Борель кивнул, принимая эту просьбу за блажь больного. Он просидел рядом с Модестом некоторое время, прислушиваясь к его рваному дыханию (мальчик все это время беззвучно плакал), и, собираясь уходить, протянул руку с гасильником к свечам.
– Оставьте, пожалуйста, – дрожащим голосом попросил мальчик. – Пусть горит.
– Вы боитесь темноты?
Модест не ответил.
Прошло несколько дней. Модест быстро шел на поправку, и Борель, настояв на том, что мальчик нуждается в его постоянном внимании, перевел его в трехэтажный флигель, служивший медицинским корпусом для Академии придворных наук. Здесь мальчику отвели угловую комнату – самую светлую из всех – с ростовыми окнами, ловившими первые солнечные лучи. В одно из своих посещений Борель вместо жидкой каши или пюре принес яблоки – мальчик начинал переходить на жесткую пищу.
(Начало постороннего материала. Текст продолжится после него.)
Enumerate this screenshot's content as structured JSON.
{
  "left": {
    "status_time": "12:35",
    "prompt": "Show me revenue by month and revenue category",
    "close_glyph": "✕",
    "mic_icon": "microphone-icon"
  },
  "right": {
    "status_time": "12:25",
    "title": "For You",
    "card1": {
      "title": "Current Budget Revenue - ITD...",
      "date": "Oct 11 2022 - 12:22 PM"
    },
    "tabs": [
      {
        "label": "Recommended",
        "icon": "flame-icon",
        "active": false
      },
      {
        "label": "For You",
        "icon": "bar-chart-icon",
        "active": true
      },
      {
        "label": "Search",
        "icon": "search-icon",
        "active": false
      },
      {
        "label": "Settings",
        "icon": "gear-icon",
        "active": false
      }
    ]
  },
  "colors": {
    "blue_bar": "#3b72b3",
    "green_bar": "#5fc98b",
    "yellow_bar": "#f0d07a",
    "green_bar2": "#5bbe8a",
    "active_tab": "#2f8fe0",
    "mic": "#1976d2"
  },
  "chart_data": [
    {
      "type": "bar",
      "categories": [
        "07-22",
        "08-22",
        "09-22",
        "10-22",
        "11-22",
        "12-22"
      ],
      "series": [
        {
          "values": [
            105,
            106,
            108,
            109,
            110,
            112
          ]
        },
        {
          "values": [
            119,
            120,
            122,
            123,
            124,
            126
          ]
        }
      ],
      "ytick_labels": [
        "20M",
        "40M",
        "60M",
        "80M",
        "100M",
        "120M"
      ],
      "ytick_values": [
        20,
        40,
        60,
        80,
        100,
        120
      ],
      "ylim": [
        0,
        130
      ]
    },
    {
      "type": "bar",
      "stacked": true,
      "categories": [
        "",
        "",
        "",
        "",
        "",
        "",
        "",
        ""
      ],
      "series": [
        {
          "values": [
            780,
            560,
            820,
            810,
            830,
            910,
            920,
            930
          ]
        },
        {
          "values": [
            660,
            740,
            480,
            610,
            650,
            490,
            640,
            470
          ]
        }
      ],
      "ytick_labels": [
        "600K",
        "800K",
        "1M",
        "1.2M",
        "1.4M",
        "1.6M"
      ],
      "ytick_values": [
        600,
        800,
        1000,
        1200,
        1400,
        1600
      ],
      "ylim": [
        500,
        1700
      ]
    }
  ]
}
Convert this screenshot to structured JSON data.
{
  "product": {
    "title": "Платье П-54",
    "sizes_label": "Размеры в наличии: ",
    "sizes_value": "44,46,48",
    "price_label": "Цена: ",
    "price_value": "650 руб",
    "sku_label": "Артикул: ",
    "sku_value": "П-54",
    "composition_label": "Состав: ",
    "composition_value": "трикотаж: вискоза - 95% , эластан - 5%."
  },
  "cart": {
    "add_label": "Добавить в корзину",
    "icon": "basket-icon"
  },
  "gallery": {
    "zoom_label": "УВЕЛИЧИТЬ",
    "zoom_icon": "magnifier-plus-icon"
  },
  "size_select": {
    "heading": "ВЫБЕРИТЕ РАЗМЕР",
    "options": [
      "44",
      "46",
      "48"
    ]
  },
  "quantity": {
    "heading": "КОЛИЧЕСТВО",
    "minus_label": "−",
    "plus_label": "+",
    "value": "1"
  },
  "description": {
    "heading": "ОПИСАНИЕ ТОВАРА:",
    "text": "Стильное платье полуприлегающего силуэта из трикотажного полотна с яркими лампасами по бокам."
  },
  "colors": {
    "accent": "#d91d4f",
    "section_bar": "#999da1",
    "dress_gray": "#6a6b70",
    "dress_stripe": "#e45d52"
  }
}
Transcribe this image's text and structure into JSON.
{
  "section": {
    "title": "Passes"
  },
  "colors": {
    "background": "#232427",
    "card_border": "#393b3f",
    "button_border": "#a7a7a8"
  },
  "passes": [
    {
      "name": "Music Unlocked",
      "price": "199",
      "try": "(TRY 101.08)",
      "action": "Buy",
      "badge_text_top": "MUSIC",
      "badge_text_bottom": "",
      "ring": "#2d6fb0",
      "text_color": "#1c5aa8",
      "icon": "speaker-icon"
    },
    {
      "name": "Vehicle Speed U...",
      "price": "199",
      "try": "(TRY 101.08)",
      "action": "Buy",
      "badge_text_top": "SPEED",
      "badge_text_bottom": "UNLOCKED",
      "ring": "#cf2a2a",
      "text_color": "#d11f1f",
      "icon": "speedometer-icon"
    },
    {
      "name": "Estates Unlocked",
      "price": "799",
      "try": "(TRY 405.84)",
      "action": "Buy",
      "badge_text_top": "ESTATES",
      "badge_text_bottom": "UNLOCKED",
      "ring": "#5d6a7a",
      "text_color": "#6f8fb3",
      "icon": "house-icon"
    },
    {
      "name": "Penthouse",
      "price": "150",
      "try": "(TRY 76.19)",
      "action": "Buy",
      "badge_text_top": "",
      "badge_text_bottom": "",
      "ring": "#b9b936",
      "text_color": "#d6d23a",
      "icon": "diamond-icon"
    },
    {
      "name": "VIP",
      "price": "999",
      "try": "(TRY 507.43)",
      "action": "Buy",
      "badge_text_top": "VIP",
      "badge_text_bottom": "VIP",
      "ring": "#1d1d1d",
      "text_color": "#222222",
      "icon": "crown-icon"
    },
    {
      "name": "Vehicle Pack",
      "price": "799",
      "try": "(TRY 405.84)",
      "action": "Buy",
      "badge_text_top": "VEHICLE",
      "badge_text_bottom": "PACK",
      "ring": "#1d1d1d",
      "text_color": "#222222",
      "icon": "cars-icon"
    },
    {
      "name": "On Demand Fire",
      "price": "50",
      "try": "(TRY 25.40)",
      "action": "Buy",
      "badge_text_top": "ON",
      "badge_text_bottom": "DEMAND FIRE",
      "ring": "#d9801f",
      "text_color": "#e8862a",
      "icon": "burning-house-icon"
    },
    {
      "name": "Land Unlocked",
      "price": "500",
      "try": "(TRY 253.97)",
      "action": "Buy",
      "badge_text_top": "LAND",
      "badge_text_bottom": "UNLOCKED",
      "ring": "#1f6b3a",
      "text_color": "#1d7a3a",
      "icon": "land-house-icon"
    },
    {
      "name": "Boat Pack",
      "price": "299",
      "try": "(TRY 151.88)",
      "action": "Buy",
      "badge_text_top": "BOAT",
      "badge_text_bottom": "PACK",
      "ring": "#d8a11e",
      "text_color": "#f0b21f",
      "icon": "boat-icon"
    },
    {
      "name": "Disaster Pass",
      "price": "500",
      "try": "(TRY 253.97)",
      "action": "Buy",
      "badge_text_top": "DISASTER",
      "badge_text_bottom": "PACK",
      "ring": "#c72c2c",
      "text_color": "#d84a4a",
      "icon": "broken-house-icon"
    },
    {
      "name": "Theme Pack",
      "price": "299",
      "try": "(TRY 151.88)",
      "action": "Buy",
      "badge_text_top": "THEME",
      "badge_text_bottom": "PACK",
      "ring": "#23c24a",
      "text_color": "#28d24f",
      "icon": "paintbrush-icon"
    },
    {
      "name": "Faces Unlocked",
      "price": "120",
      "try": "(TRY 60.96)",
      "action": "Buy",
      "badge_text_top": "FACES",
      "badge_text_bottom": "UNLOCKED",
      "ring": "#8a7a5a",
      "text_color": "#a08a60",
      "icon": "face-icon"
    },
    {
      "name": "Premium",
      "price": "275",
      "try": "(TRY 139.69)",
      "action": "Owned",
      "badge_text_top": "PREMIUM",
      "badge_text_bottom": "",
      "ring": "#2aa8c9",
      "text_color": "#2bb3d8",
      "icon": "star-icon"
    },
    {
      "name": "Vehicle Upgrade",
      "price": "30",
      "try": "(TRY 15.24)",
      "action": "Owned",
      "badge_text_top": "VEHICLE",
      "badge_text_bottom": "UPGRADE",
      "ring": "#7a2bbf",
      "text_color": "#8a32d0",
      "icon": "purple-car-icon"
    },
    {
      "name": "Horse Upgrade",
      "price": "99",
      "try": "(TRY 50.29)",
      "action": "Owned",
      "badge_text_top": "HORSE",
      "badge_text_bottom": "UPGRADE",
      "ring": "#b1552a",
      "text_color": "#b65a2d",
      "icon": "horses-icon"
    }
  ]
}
– Позвольте, я вам помогу, – Борель настойчиво взял из рук Модеста столовый нож. – Не могу видеть нож в ваших руках.
Модест легко прожевал мягкое яблоко, но проглотил через силу. Горло по-прежнему болело, и глотать было не столько больно, сколько страшно (несколько раз швы расходились, и приходилось перешивать заново).
– Таковы последствия ранений горла, – нравоучительно заметил Борель, видя, как кривится лицо аксенсоремца. – Что случилось, расскажете?
Борель задавал этот вопрос не единожды, но мальчик только отводил глаза и ничего не говорил. Он не ожидал услышать ответа и теперь, но почему-то Модест передумал молчать.